Friday, May 08, 2020

Pinyin tone marks, mysql & accented characters

Most of the mysql UTF8 collations such as utf8_general_ci are case insensitive which also means that for sorting and comparisons, accented characters are treated as being the same even though their internal representation is different and they are returned by queries or displayed in the original form.

For the wirdz Chinese-English Dictionary this turns out to be quite convenient.  pinyin (which is a "Romanized" method of representing Chinese characters and pronunciation) has two variants: tone marks and tone numbers.

For example, the Chinese phrase  發表演講 which means to give a speech may be represented in pinyin as either  fā biǎo yǎn jiǎng   (tone marks) or  fa1 biao3 yan3 jiang3  (tone numbers).

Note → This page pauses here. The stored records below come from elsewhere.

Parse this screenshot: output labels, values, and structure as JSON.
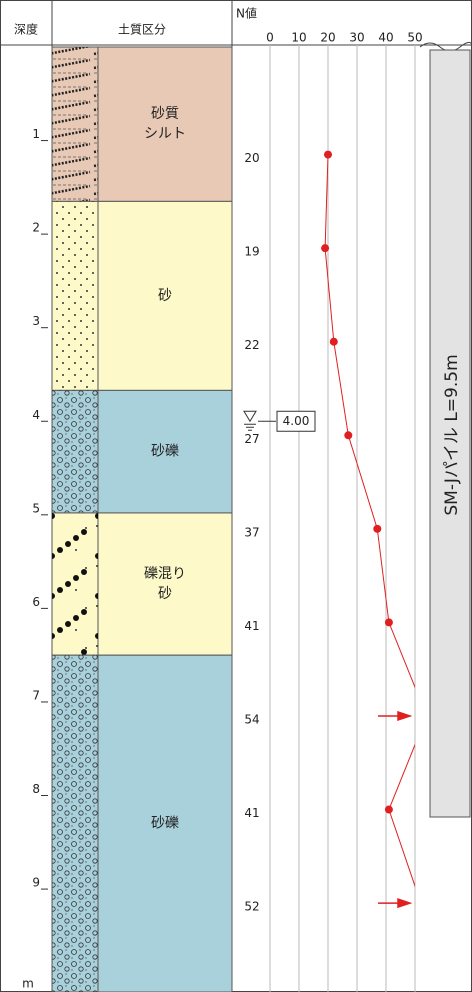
{
  "chart_data": {
    "type": "boring-log",
    "headers": {
      "depth": "深度",
      "soil": "土質区分",
      "n_value": "N値"
    },
    "depth_unit": "m",
    "ylim": [
      0,
      10.1
    ],
    "yticks": [
      1,
      2,
      3,
      4,
      5,
      6,
      7,
      8,
      9
    ],
    "layers": [
      {
        "name": [
          "砂質",
          "シルト"
        ],
        "top": 0,
        "bottom": 1.65,
        "color": "#e8c9b5",
        "pattern": "silt"
      },
      {
        "name": [
          "砂"
        ],
        "top": 1.65,
        "bottom": 3.67,
        "color": "#fdf9c9",
        "pattern": "sand"
      },
      {
        "name": [
          "砂礫"
        ],
        "top": 3.67,
        "bottom": 4.98,
        "color": "#a9d1dc",
        "pattern": "gravel"
      },
      {
        "name": [
          "礫混り",
          "砂"
        ],
        "top": 4.98,
        "bottom": 6.5,
        "color": "#fdf9c9",
        "pattern": "gravelly-sand"
      },
      {
        "name": [
          "砂礫"
        ],
        "top": 6.5,
        "bottom": 10.1,
        "color": "#a9d1dc",
        "pattern": "gravel"
      }
    ],
    "n_depths": [
      1.15,
      2.15,
      3.15,
      4.15,
      5.15,
      6.15,
      7.15,
      8.15,
      9.15
    ],
    "n_values": [
      20,
      19,
      22,
      27,
      37,
      41,
      54,
      41,
      52
    ],
    "n_color": "#e02020",
    "xlim": [
      0,
      50
    ],
    "xticks": [
      0,
      10,
      20,
      30,
      40,
      50
    ],
    "grid": true,
    "water_level": {
      "value": 4,
      "label": "4.00"
    },
    "pile": {
      "label": "SM-Jパイル  L=9.5m"
    }
  }
}
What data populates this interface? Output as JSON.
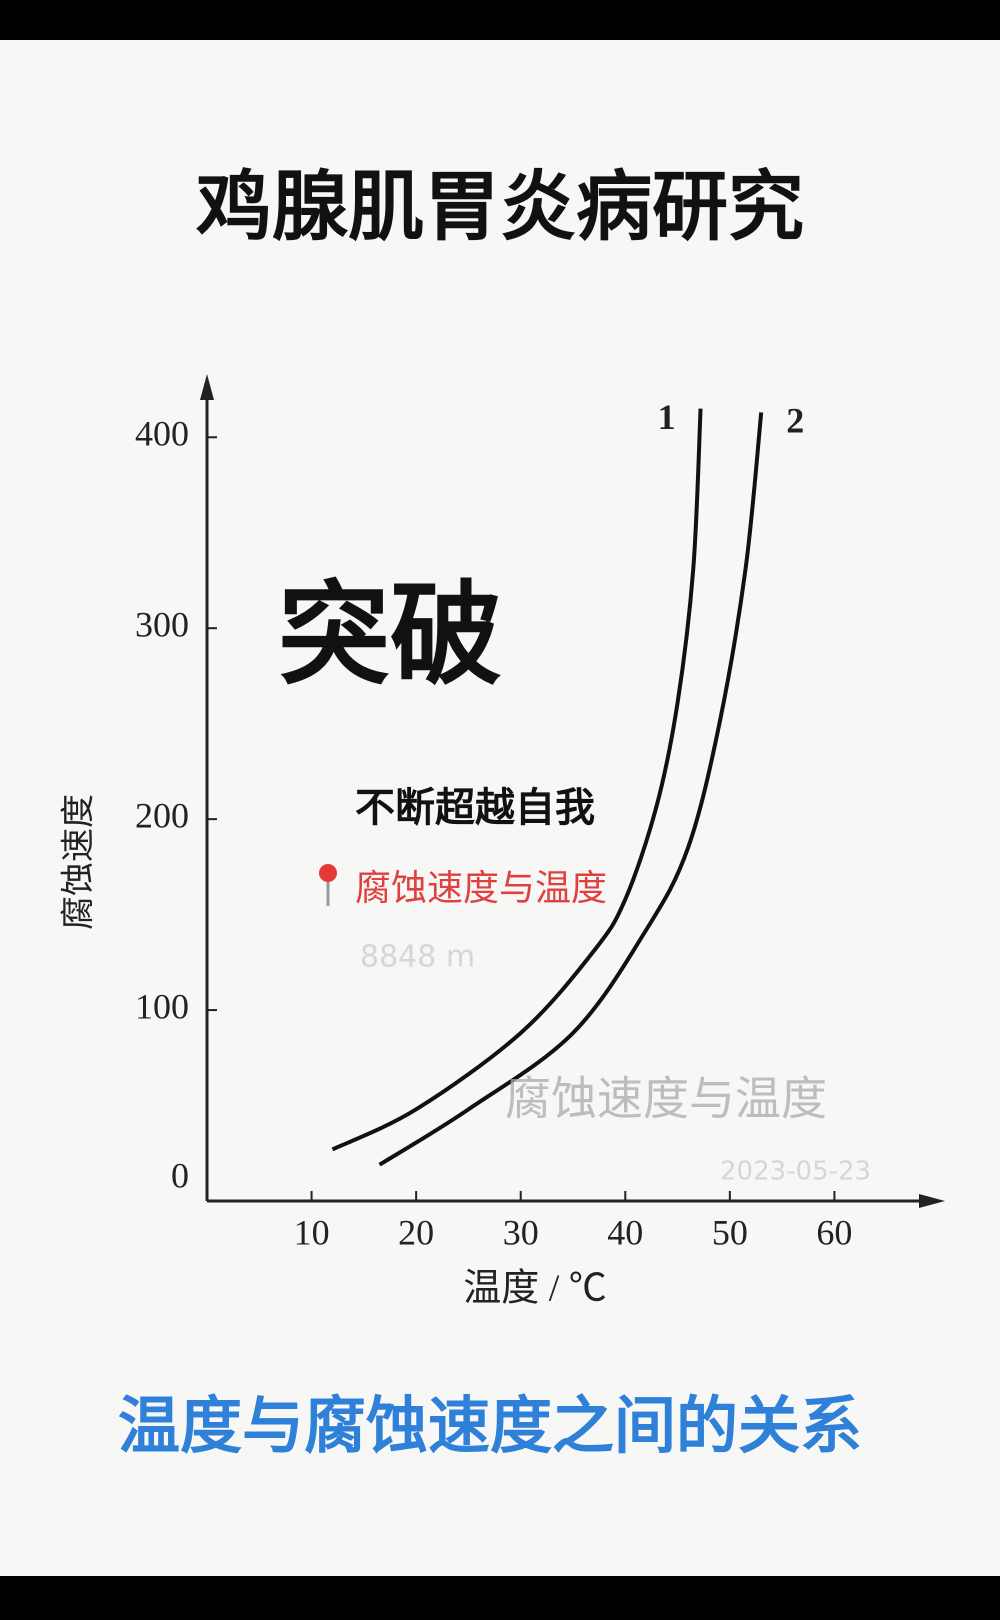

For dictionary look ups which simply need to locate a term (and are not directly concerned with pronunciation), mysql's case insensitivity allows unaccented look ups directly while matching directly against the accented version held on the database without needing to have an additional column for use in searches and as well the need to pre-process search terms to remove any accents.  Since search terms can be entered by cut-and-paste, both accented and unaccented entries need to be covered.

So far so good, but there can also be the need to separate out the different accented versions.  While mysql does have case insensitive collations such as utf8_bin which can be applied at column level, this all gets a bit messy and could require the same data in two separate columns with different collations.  Collations in some circumstances can also be set within queries,  But this is also a tad messy.

If there are requirements to distinguish between accented characters, the hex function is a fairly simple option.

So, for example, if c is an accented column in table T with a character insensitive collation,  and there are are only two values of c, say "a" and "ā", then select distinct s from T will return only one row (which will contain only one of the two variants) whereas select distinct hex(s), s from T will return two rows and both values.

Thursday, May 07, 2020

There are a number of interesting old dictionaries which have been digitized such that they can be relatively easily processed and uploaded to populate the mysql database table stucture used by the wirdz™ dictionary engine.

The latest addition to wirdz.com is the Sailor's Word Book, a 19th century dictionary of nautical terms created by one admiral and edited by another. 

As always, the text was never intended to be easy for automated text process, which is this case would have been over 100 years after the book was produced.  The trick is to be able to identify where the main body of the dictionary starts, where it ends, when a new term starts, whether there is a part of speech included and where the definition starts.  The Victorian type setters and the folks who undertake the digitisation are in general both well disciplined folks with strong attention to detail and consistency and so, despite there always being a few edge cases, the digitisation, which in the case of content for wirdz.com uses variations on a core tool built in Python, can be relatively straight-forward.

Wednesday, May 06, 2020

Chinese characters and escapes with AJAX and PHP

Although most of the time, UTF-8 combined with the multi-byte settings on PHP seem to do the trick beneath the hood, there is always a corner case.  In order to support Chinese character search against the English-Chinese Dictionary or Kanji/Kana searches against the Japanese-English Dictionary passing Chinese and Japanese characters via the Ajax call to the PHP back-end process is needed.  When this was tested, the characters passed to the server process, which were escaped UTF-8 did not prove to be easily converted back to UTF-8 using any of the standard PHP functions.

For example, the Chinese character string 介質訪問控制層 arrived as:

%u4ECB%u8CEA%u8A2A%u554F%u63A7%u5236

when processed through the AJAX "get" method.

After eliminating all of the standard functions, the following steps finally did the trick:

1. Replacing % with \ in the input string to get it into the form of a "standard" escaped UTF-8 string.

2. Converting the string to a string representing a single element array, i.e. "['my utf8 string']"

3. Using the json_decode function on the string.

4. Extracting the converted text string from the returned array.

Not the most obvious way to handle the problem but simple in the end!  Because the string passed to the server by the AJAX call is subject to character filtering, the risk of a false positive getting misinterpreted by the json function is minimized.